Deciding
Making the final call
When decisions land in March, the prestige race will try to restart itself. Go back to your list, run the real numbers, and let your student be heard before the adults decide.
Updated June 2026
First, stop and feel good for a minute. Offers in hand means the part you couldn't control is over. Everything from here is a choice your family gets to make, and that's a much better position than the one you were in last week.
Now the warning. The moment offers land, the prestige race will try to restart itself. The school that felt like a stretch suddenly feels like a prize, and a prize feels like something you should take. Notice that pull and name it, because it's the same status anxiety you've been managing all year wearing a new outfit. An offer doesn't change what a school is, only what's available.
Go back to the list you made in the fall. If you wrote down what you actually want from high school before the season started, this is the moment it pays off. Read it before you discuss any school. The family who wrote that list wasn't tired, wasn't flattered by an acceptance, and wasn't comparing notes in a group chat. Trust them more than you trust March-you.
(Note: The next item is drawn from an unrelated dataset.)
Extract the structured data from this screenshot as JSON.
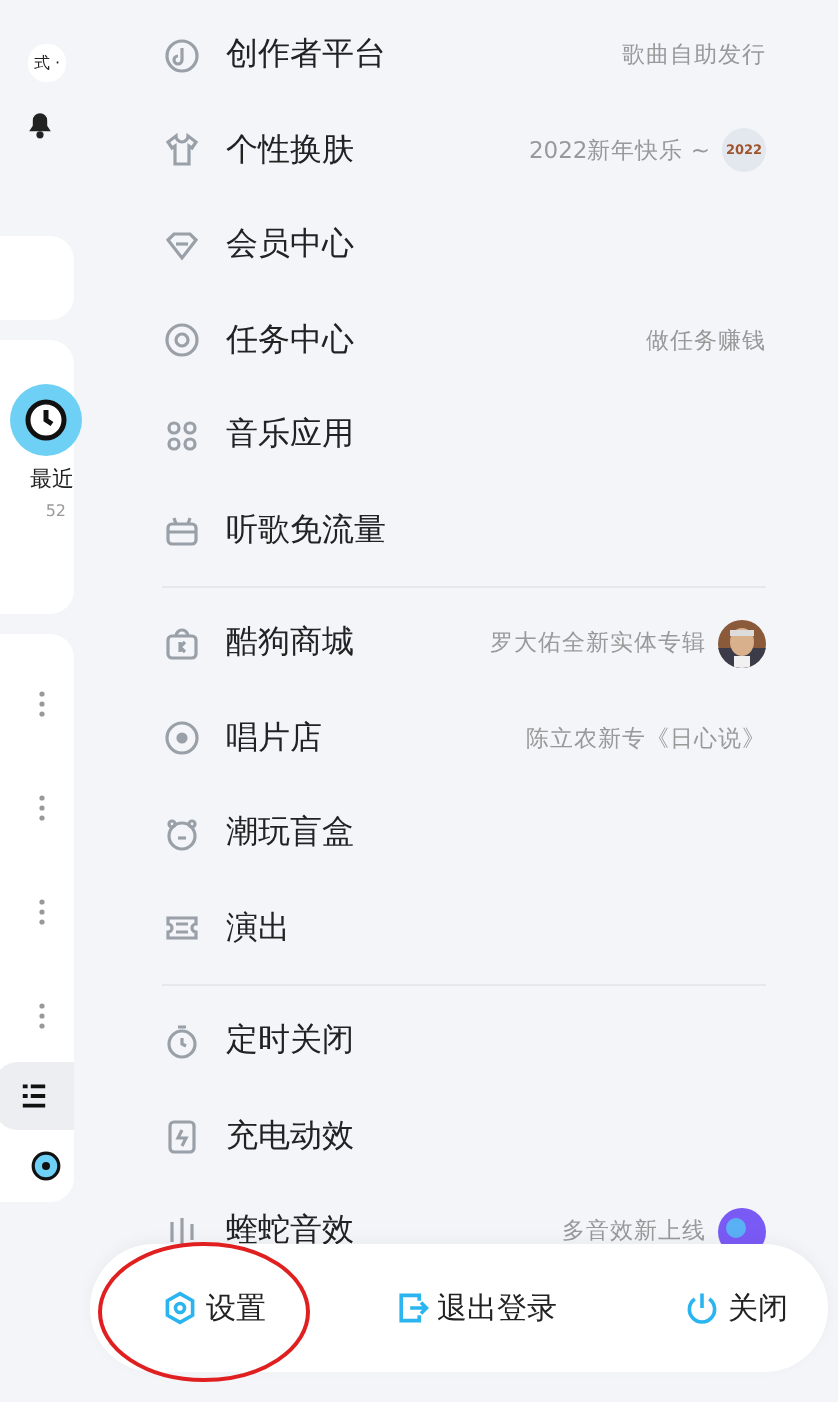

Run the real numbers, including aid. Offers sometimes arrive with aid packages that change the picture entirely, in both directions. Look at what each school actually costs per year all-in, not just the sticker, and be honest about four years of it. A school you'd have to strain for is a different school than the same one comfortably afforded, because the strain comes home with you every month.
Revisit before you commit, if you can. Schools usually hold events for admitted students, and they're worth attending even when you think you've decided. Your student walking around as someone who belongs there, rather than someone auditioning, will tell you things the tour never did. Debrief afterward, same as always: how did you feel, and what did you notice?
Let your student be heard, and be honest about who decides. Give your student a real say, and make sure they feel their reasons were taken seriously. But money and logistics belong to the adults, along with the long view, and it's kinder to be clear about that than to stage a vote you might overrule.
Then decide, tell the school, and stop. No re-litigating in April, no wistful looks back at the road not taken, at least not where your student can see. Kids take their cues from you. If you treat the chosen school like the right one, you make it more likely to become true.